Thursday, April 24, 2008

A "Poor Spoon" story

Early in this blog I wrote a poem I called "Poor Spoon." It was a phrase about which I'd written something a few weeks earlier, but I didn't have the draft at hand.

I just found the earlier "Poor Spoon." It's marked "March 10, 2008, 3:46 a.m."

I pick you up from the corner
where you have fallen,
turn you over to check the mark
on your back.

How often I have searched for your kin
in the great cracked plastic bin
at Goodwill:
lifted it and spilled the clatter
of 10/18 and tin, now and again
something fishy-golden that is silver

Lady Charming is long gone,
bypassed by style after style, the migration
of manufacture,
crowded out by stamped tools with uncertain edges.
You could bleed from such a spoon.

You all smell of blood,
and you bleed gray,
and I don't know the test of your mettle.
I only want your handful of flowers
and your serene, smooth glow
delivering my soup.


There's a spoon in a corner in this one, but that's about it for similarities. This one is pretty true to personal experience, and in its unforcedness--except at the end, with the soup--I prefer it to the one I wrote for the blog, though I suspect most people would disagree.
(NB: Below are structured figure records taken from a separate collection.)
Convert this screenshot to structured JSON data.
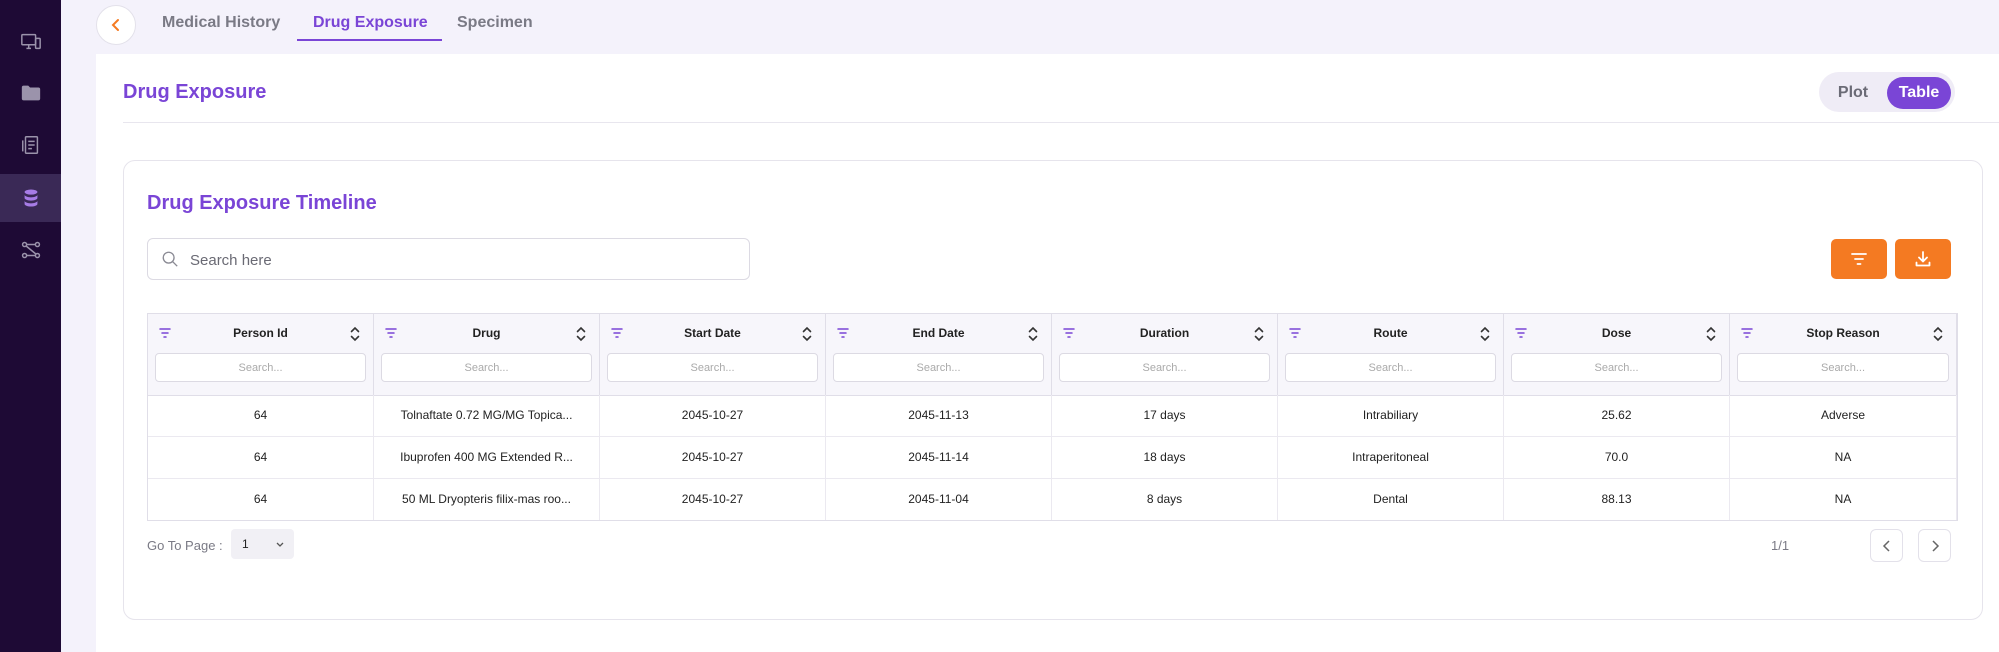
{
  "sidebar": {
    "items": [
      {
        "icon": "devices-icon"
      },
      {
        "icon": "folder-icon"
      },
      {
        "icon": "document-icon"
      },
      {
        "icon": "database-icon",
        "active": true
      },
      {
        "icon": "workflow-icon"
      }
    ]
  },
  "tabs": [
    {
      "label": "Medical History"
    },
    {
      "label": "Drug Exposure",
      "active": true
    },
    {
      "label": "Specimen"
    }
  ],
  "page": {
    "title": "Drug Exposure",
    "view_toggle": {
      "plot": "Plot",
      "table": "Table",
      "selected": "Table"
    }
  },
  "card": {
    "title": "Drug Exposure Timeline",
    "search_placeholder": "Search here"
  },
  "table": {
    "filter_placeholder": "Search...",
    "columns": [
      "Person Id",
      "Drug",
      "Start Date",
      "End Date",
      "Duration",
      "Route",
      "Dose",
      "Stop Reason"
    ],
    "rows": [
      [
        "64",
        "Tolnaftate 0.72 MG/MG Topica...",
        "2045-10-27",
        "2045-11-13",
        "17 days",
        "Intrabiliary",
        "25.62",
        "Adverse"
      ],
      [
        "64",
        "Ibuprofen 400 MG Extended R...",
        "2045-10-27",
        "2045-11-14",
        "18 days",
        "Intraperitoneal",
        "70.0",
        "NA"
      ],
      [
        "64",
        "50 ML Dryopteris filix-mas roo...",
        "2045-10-27",
        "2045-11-04",
        "8 days",
        "Dental",
        "88.13",
        "NA"
      ]
    ]
  },
  "pagination": {
    "goto_label": "Go To Page :",
    "page_value": "1",
    "page_count": "1/1"
  },
  "colors": {
    "accent": "#7a45d6",
    "orange": "#f47a22",
    "sidebar_bg": "#1e0a35"
  }
}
I remember having this one in my head, getting out of bed, walking to my home office, fumbling for light and scrap paper, scribbling it down--I ran out of room at the end--and going back to bed, all in a very short time, a few minutes.

You know what I like about this one? The sound, the shape. I hear the spoon in this poem, and I see the spoon in the sound in this poem. (I don't think I truly have synesthesia, but I do tend that way.)